Rilmenidine in patients with left ventricular hypertrophy: beyond the reduction of left ventricular mass.

It is generally accepted that the development of left ventricular hypertrophy (LVH) represents a multifactorial phenomenon that also involves neurohormonal mechanisms. This finding may account for the ability of angiotensin-converting enzyme inhibitors to induce faster and more complete reversal of LVH than that observed with other antihypertensive treatments. The sympathetic system is also involved in the genesis of hypertension-induced LVH. We assessed the effects of satisfactory long-term treatment with rilmenidine, a new oxazoline with a potent antihypertensive action, on cardiovascular structural abnormalities and cardiac endocrine function in hypertensive patients with left ventricular hypertrophy.
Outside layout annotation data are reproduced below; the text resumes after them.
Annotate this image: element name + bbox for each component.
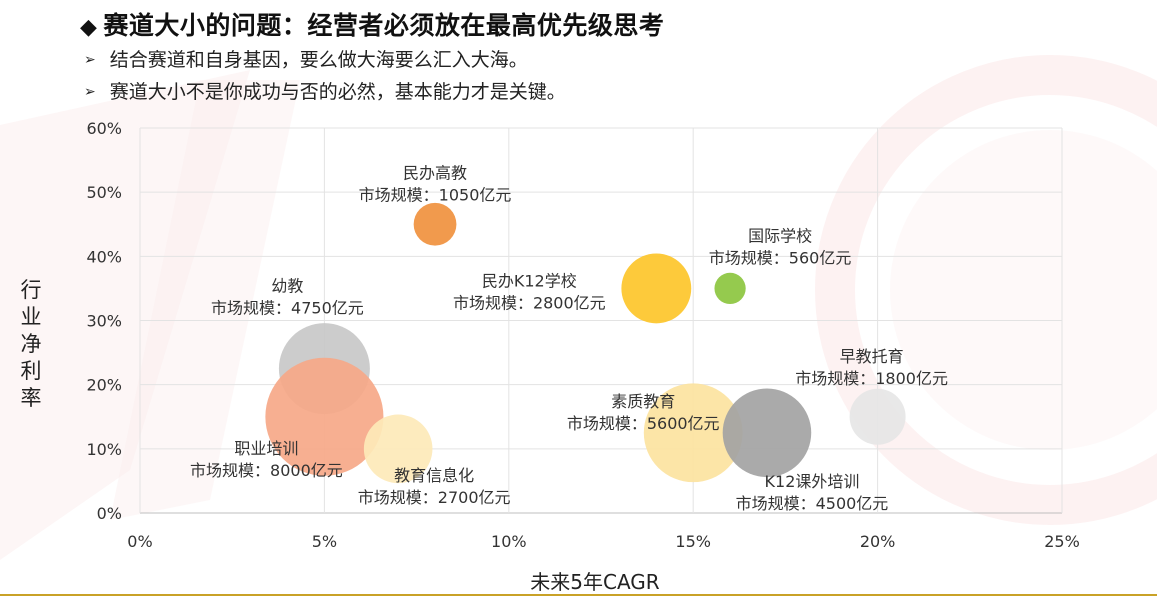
page-title-text: 赛道大小的问题：经营者必须放在最高优先级思考 <box>103 11 665 40</box>
bubble <box>849 388 906 445</box>
bubble-size-label: 市场规模：4750亿元 <box>211 299 364 318</box>
bubble-size-label: 市场规模：2700亿元 <box>358 488 511 507</box>
bubble-name-label: 职业培训 <box>234 439 298 458</box>
footer-divider <box>0 594 1157 596</box>
y-tick-label: 50% <box>86 183 122 202</box>
bubble-size-label: 市场规模：1800亿元 <box>795 369 948 388</box>
bullet-point: ➢ 赛道大小不是你成功与否的必然，基本能力才是关键。 <box>84 77 566 104</box>
y-tick-label: 60% <box>86 119 122 138</box>
x-tick-label: 5% <box>312 532 337 551</box>
bubble-size-label: 市场规模：2800亿元 <box>453 293 606 312</box>
y-tick-label: 10% <box>86 440 122 459</box>
bubble-name-label: 教育信息化 <box>394 466 474 485</box>
bullet-point: ➢ 结合赛道和自身基因，要么做大海要么汇入大海。 <box>84 45 528 72</box>
arrow-bullet-icon: ➢ <box>84 52 96 68</box>
x-tick-label: 10% <box>491 532 527 551</box>
bubble <box>643 383 743 483</box>
x-tick-label: 25% <box>1044 532 1080 551</box>
bubble-name-label: 早教托育 <box>840 347 904 366</box>
y-tick-label: 30% <box>86 312 122 331</box>
page-title: ◆ 赛道大小的问题：经营者必须放在最高优先级思考 <box>80 6 664 42</box>
bubble-size-label: 市场规模：4500亿元 <box>736 494 889 513</box>
arrow-bullet-icon: ➢ <box>84 84 96 100</box>
bubble-name-label: 素质教育 <box>611 392 675 411</box>
bubble-size-label: 市场规模：5600亿元 <box>567 414 720 433</box>
bubble-size-label: 市场规模：1050亿元 <box>359 185 512 204</box>
x-tick-label: 20% <box>860 532 896 551</box>
bullet-text: 赛道大小不是你成功与否的必然，基本能力才是关键。 <box>109 81 566 103</box>
x-tick-label: 15% <box>675 532 711 551</box>
y-axis-label: 行业净利率 <box>20 278 42 410</box>
bubble-name-label: 民办高教 <box>403 163 467 182</box>
bubble-size-label: 市场规模：560亿元 <box>709 248 852 267</box>
diamond-bullet-icon: ◆ <box>80 15 98 40</box>
bubble-name-label: 国际学校 <box>748 226 812 245</box>
bubble <box>363 414 433 484</box>
bubble-name-label: 民办K12学校 <box>482 271 577 290</box>
y-tick-label: 0% <box>97 504 122 523</box>
bubble-size-label: 市场规模：8000亿元 <box>190 461 343 480</box>
y-tick-label: 40% <box>86 247 122 266</box>
y-tick-label: 20% <box>86 376 122 395</box>
x-tick-label: 0% <box>127 532 152 551</box>
bubble <box>621 253 692 324</box>
bubble <box>714 272 746 305</box>
bubble-name-label: K12课外培训 <box>765 472 860 491</box>
bubble <box>265 357 384 476</box>
bubble <box>413 202 457 246</box>
bubble-name-label: 幼教 <box>271 277 303 296</box>
bubble <box>722 388 812 478</box>
x-axis-label: 未来5年CAGR <box>530 570 660 594</box>
bullet-text: 结合赛道和自身基因，要么做大海要么汇入大海。 <box>109 49 528 71</box>
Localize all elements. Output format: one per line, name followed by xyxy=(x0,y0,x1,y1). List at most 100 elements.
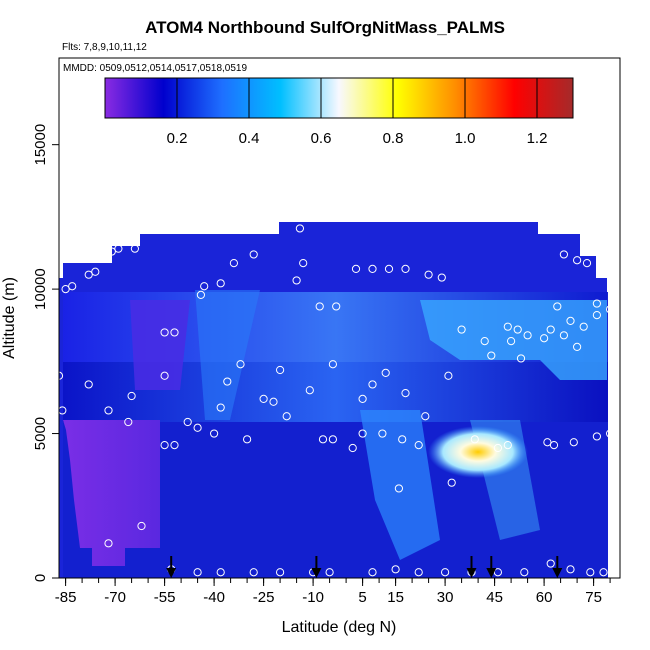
sample-point xyxy=(196,290,205,299)
sample-point xyxy=(444,371,453,380)
sample-point xyxy=(543,438,552,447)
sample-point xyxy=(579,322,588,331)
sample-point xyxy=(276,365,285,375)
flight-arrow xyxy=(311,556,322,578)
sample-point xyxy=(114,244,123,253)
sample-point xyxy=(592,311,602,320)
sample-point xyxy=(599,568,608,577)
heatmap-field xyxy=(59,222,608,578)
x-tick-label: 75 xyxy=(585,589,602,606)
plot-frame xyxy=(58,57,621,579)
sample-point xyxy=(328,435,337,444)
flight-arrow xyxy=(166,556,177,578)
sample-point xyxy=(592,432,602,441)
sample-point xyxy=(318,435,328,444)
sample-point xyxy=(249,568,258,577)
sample-point xyxy=(520,568,529,577)
sample-point xyxy=(516,354,526,363)
sample-point xyxy=(457,325,466,334)
colorbar-tick-label: 1.0 xyxy=(455,130,476,147)
sample-point xyxy=(566,316,575,325)
sample-point xyxy=(193,423,202,432)
sample-point xyxy=(127,391,136,401)
heatmap-purple-south xyxy=(63,420,160,566)
sample-point xyxy=(424,270,433,279)
sample-point xyxy=(68,282,77,291)
sample-point xyxy=(160,371,169,380)
sample-point xyxy=(391,565,400,574)
sample-point xyxy=(401,389,410,398)
dates-label: MMDD: 0509,0512,0514,0517,0518,0519 xyxy=(63,63,247,74)
sample-point xyxy=(170,328,179,337)
y-tick-label: 0 xyxy=(32,574,49,582)
sample-point xyxy=(573,256,582,265)
sample-point xyxy=(384,264,394,273)
sample-points xyxy=(59,224,615,577)
sample-point xyxy=(573,342,582,351)
sample-point xyxy=(200,282,209,291)
colorbar-tick-label: 0.2 xyxy=(167,130,188,147)
sample-point xyxy=(592,299,602,308)
sample-point xyxy=(104,539,113,548)
colorbar-ticks: 0.2 0.4 0.6 0.8 1.0 1.2 xyxy=(167,78,547,147)
x-tick-label: -25 xyxy=(253,589,275,606)
sample-point xyxy=(606,305,615,314)
sample-point xyxy=(229,259,238,268)
sample-point xyxy=(368,380,377,389)
sample-point xyxy=(540,334,549,343)
y-tick-label: 15000 xyxy=(32,124,49,166)
sample-point xyxy=(559,250,569,259)
sample-point xyxy=(368,568,377,577)
sample-point xyxy=(84,270,93,279)
sample-point xyxy=(259,394,268,403)
sample-point xyxy=(193,568,202,577)
sample-point xyxy=(137,521,146,531)
y-tick-label: 5000 xyxy=(32,417,49,450)
heatmap-lightblue-wedge-2 xyxy=(195,290,260,420)
sample-point xyxy=(216,568,225,577)
sample-point xyxy=(216,279,225,288)
flight-arrows xyxy=(166,556,563,578)
x-tick-label: 15 xyxy=(387,589,404,606)
sample-point xyxy=(503,322,512,331)
sample-point xyxy=(130,244,139,253)
sample-point xyxy=(269,397,278,406)
sample-point xyxy=(84,380,93,389)
sample-point xyxy=(299,259,308,268)
sample-point xyxy=(292,276,301,285)
sample-point xyxy=(447,478,456,487)
colorbar-tick-label: 0.4 xyxy=(239,130,260,147)
sample-point xyxy=(441,568,450,577)
sample-point xyxy=(295,224,304,233)
sample-point xyxy=(216,403,225,412)
heatmap-lightblue-north xyxy=(420,300,607,380)
sample-point xyxy=(493,443,502,453)
sample-point xyxy=(513,325,522,334)
x-tick-label: -55 xyxy=(154,589,176,606)
sample-point xyxy=(414,441,423,450)
sample-point xyxy=(480,337,489,346)
sample-point xyxy=(160,441,169,450)
x-tick-label: -40 xyxy=(203,589,225,606)
x-axis: -85 -70 -55 -40 -25 -10 5 15 30 45 60 75 xyxy=(55,578,611,606)
y-axis: 0 5000 10000 15000 xyxy=(32,124,59,582)
sample-point xyxy=(493,568,502,577)
sample-point xyxy=(348,443,357,453)
sample-point xyxy=(437,273,446,282)
sample-point xyxy=(523,331,532,340)
sample-point xyxy=(210,429,219,438)
sample-point xyxy=(107,247,116,256)
heatmap-hotspot xyxy=(428,426,528,478)
colorbar-tick-label: 0.6 xyxy=(311,130,332,147)
sample-point xyxy=(282,412,291,421)
sample-point xyxy=(507,337,516,346)
sample-point xyxy=(394,484,403,493)
sample-point xyxy=(586,568,595,577)
sample-point xyxy=(414,568,423,577)
x-tick-label: 60 xyxy=(536,589,553,606)
x-tick-label: -85 xyxy=(55,589,77,606)
colorbar: 0.2 0.4 0.6 0.8 1.0 1.2 xyxy=(104,77,574,147)
heatmap-purple-upper xyxy=(130,300,190,390)
x-tick-label: -10 xyxy=(302,589,324,606)
flight-arrow xyxy=(466,556,477,578)
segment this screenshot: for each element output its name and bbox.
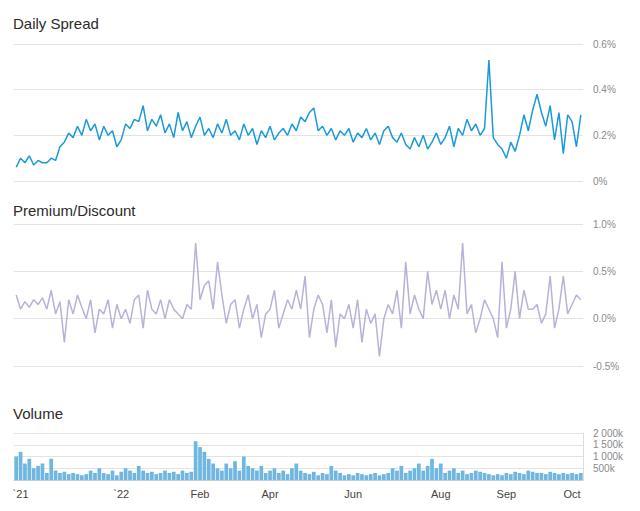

Eleven patients underwent M-mode and two-dimensional Doppler echocardiography, peripheral pulsed Doppler flowmetry, determination of plasma atrial natriuretic factor [(ANF) pg/ml] and renin activity, and 24-h urine electrolyte excretion under control conditions, after 4 weeks of blood pressure normalization, after 1 year of satisfactory antihypertensive treatment and, finally, 4 weeks after therapy withdrawal. I.VH (g/m2 body surface area) was reversed after 1-year treatment (from 152 +/- 5 to 131 +/- 4, p < 0.05). One-year treatment induced an improvement in brachial artery compliance (cm4/dyne.10(7)) (from 0.92 +/- 0.06 to 1.16 +/- 0.08, p < 0.05) that persisted after withdrawal of treatment (1.17 +/- 0.06, p < 0.05). Plasma renin activity and urinary electrolyte excretion did not change throughout the study, whereas ANF remained unchanged after blood pressure normalization (48.4 +/- 6.2 versus 44.7 +/- 2.9, NS), fell after reversal of LVH (28.6 +/- 3.4, p < 0.05), and remained significantly lower than under control conditions after therapy withdrawal (27.5 +/- 2.9, p < 0.05). These results demonstrate that a satisfactory long-term antihypertensive treatment with rilmenidine is able to reverse cardiovascular structural changes and to restore cardiac endocrine function.